If you left the UK voluntarily

Generally, re-entry to the UK will be refused if the Home Office say that during in your time in the UK, you:

  • overstayed (beyond the period of a time-limited visa);
  • breached a condition attached to your previous leave;
  • entered the UK unlawfully;
  • used deception in an application while in the UK

unless:

  • you overstayed for less than 30 days and you left the UK voluntarily at your own expense. The immigration rules state that if you overstayed for more than 30 days, unless specific exceptions apply you will be subject to a 12 month re-entry ban. Read about the exceptions in the Home Office guidance here.
  • you left the UK voluntarily at your own expense more than 12 months ago
  • you left the UK voluntarily, but at the expense of the state more than two years ago IF you left the UK no more than 6 months after the date on which you were given notice of liability for removal, or no more than 6 months after the date on which you no longer had a pending appeal or administrative review (whichever is the later)
  • you left the UK voluntarily, but at the expense of the state more than five years ago.

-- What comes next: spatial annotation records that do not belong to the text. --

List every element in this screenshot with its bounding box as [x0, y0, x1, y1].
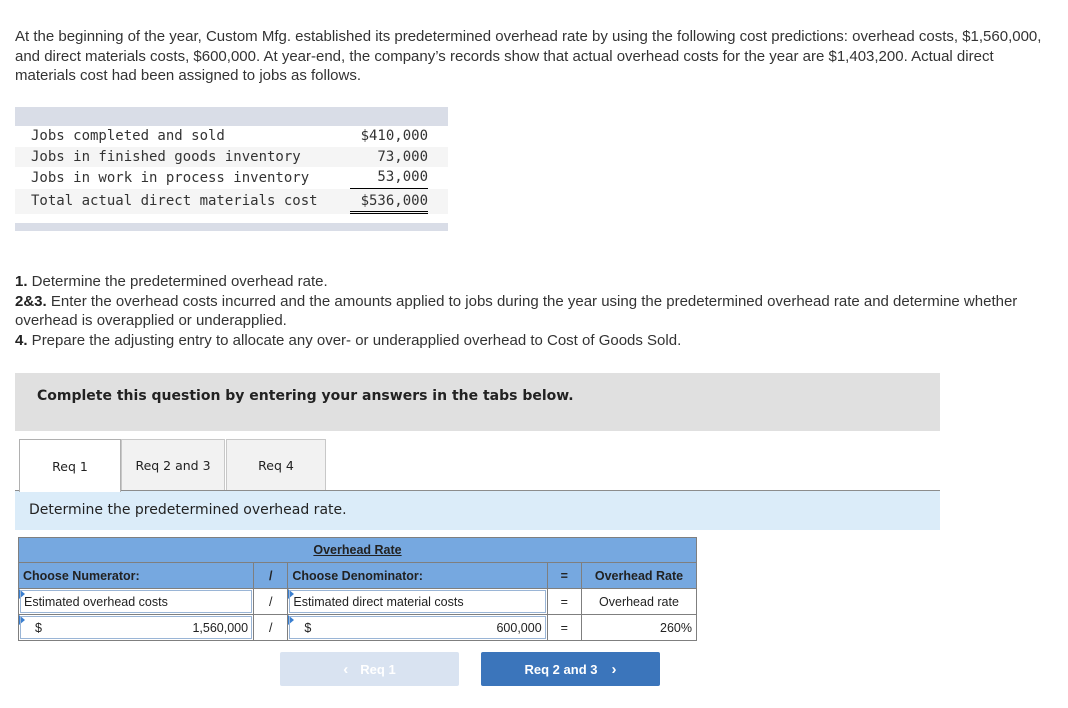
- equals-symbol: =: [546, 588, 582, 615]
- requirement-item: 4. Prepare the adjusting entry to alloca…: [15, 331, 682, 349]
- chevron-left-icon: ‹: [343, 660, 349, 678]
- row-label: Total actual direct materials cost: [15, 188, 319, 214]
- row-amount: $410,000: [360, 128, 428, 144]
- equals-symbol: =: [546, 614, 582, 641]
- table-row-total: Total actual direct materials cost $536,…: [15, 188, 448, 214]
- table-row: Jobs in work in process inventory 53,000: [15, 167, 448, 189]
- divide-symbol: /: [253, 588, 289, 615]
- result-label: Overhead rate: [580, 588, 698, 615]
- currency-symbol: $: [304, 620, 312, 635]
- direct-materials-table: Jobs completed and sold $410,000 Jobs in…: [15, 107, 448, 231]
- divide-symbol: /: [253, 614, 289, 641]
- row-label: Jobs in work in process inventory: [31, 169, 310, 186]
- next-req-button[interactable]: Req 2 and 3 ›: [481, 652, 660, 686]
- denominator-input[interactable]: $600,000: [287, 614, 548, 641]
- overhead-rate-result: 260%: [580, 614, 698, 641]
- requirements-list: 1. Determine the predetermined overhead …: [15, 272, 1055, 350]
- equals-symbol: =: [546, 562, 582, 589]
- banner-text: Complete this question by entering your …: [37, 388, 574, 404]
- table-row: Jobs completed and sold $410,000: [15, 126, 448, 147]
- requirement-item: 2&3. Enter the overhead costs incurred a…: [15, 292, 1018, 330]
- tab-instruction: Determine the predetermined overhead rat…: [15, 491, 940, 530]
- problem-intro: At the beginning of the year, Custom Mfg…: [15, 28, 1042, 84]
- overhead-rate-table: Overhead Rate Choose Numerator: / Choose…: [17, 537, 698, 641]
- denominator-select[interactable]: Estimated direct material costs: [287, 588, 548, 615]
- label-row: Estimated overhead costs / Estimated dir…: [17, 588, 698, 615]
- denominator-header: Choose Denominator:: [287, 562, 548, 589]
- numerator-header: Choose Numerator:: [17, 562, 255, 589]
- numerator-input[interactable]: $1,560,000: [17, 614, 255, 641]
- instructions-banner: Complete this question by entering your …: [15, 373, 940, 431]
- row-amount: $536,000: [350, 189, 428, 214]
- prev-req-button[interactable]: ‹ Req 1: [280, 652, 459, 686]
- requirement-item: 1. Determine the predetermined overhead …: [15, 273, 328, 290]
- result-header: Overhead Rate: [580, 562, 698, 589]
- header-row: Choose Numerator: / Choose Denominator: …: [17, 562, 698, 589]
- row-amount: 73,000: [377, 148, 428, 165]
- tab-req-4[interactable]: Req 4: [226, 439, 326, 491]
- tab-req-1[interactable]: Req 1: [19, 439, 121, 492]
- table-title: Overhead Rate: [18, 537, 697, 563]
- row-amount: 53,000: [350, 167, 428, 189]
- tab-req-2-and-3[interactable]: Req 2 and 3: [121, 439, 225, 491]
- value-row: $1,560,000 / $600,000 = 260%: [17, 614, 698, 641]
- table-top-band: [15, 107, 448, 126]
- row-label: Jobs completed and sold: [31, 128, 225, 144]
- divide-symbol: /: [253, 562, 289, 589]
- table-bottom-band: [15, 222, 448, 231]
- chevron-right-icon: ›: [611, 660, 617, 678]
- currency-symbol: $: [35, 620, 42, 635]
- row-label: Jobs in finished goods inventory: [15, 146, 319, 167]
- numerator-select[interactable]: Estimated overhead costs: [17, 588, 255, 615]
- table-row: Jobs in finished goods inventory 73,000: [15, 146, 448, 167]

If the Home Office decide that you used deception for an entry clearance application (a visa), you could face a ten year ban on entering or re-entering the UK.

Where more than one breach of these has occurred, the breach which leads to the longest period of absence from the UK will be considered.

There are situations in which re-entry bans may not be applied, for example if you were a victim of trafficking; or if your application to enter the UK is a family migration application under the immigration rules “Appendix FM”.

If a re-entry ban is applied to you, and this would breach your human rights (for example, to be with family in the UK), you may be able to challenge it on human rights grounds.

Remember that even if one of these exemptions applies to your situation, you may still be refused leave to enter the UK. This is because the Immigration Rules allows for a discretionary refusal of an application if the Home Office decides you have “previously contrived in a significant way to frustrate the intentions” of the immigration rules.

After forced removal from the UK

If you were forcibly removed from the UK, the Home Office will in most cases impose a ten year re-entry ban.

After deportation from the UK

Read about the difference between “deportation” and “forced removal” in the Toolkit Glossary here.

The immigration rules state that entry to the UK is to be refused if:

  • you are currently subject to a deportation order, or
  • you were convicted of an offence and sentenced to more than four years imprisonment (prior to being deported).

If you were sentenced to less than four years, but more than 12 months, an entry is to be refused unless more than 10 years has passed since the end of the sentence.

If you were sentenced to less than 12 months, entry is to be refused unless more than five years has passed since the end of the sentence.

The immigration rules state that “only be in exceptional circumstances” would “the public interest in maintaining refusal [to enter the UK] be outweighed by compelling factors” if you are trying to challenge a re-entry ban after a deportation.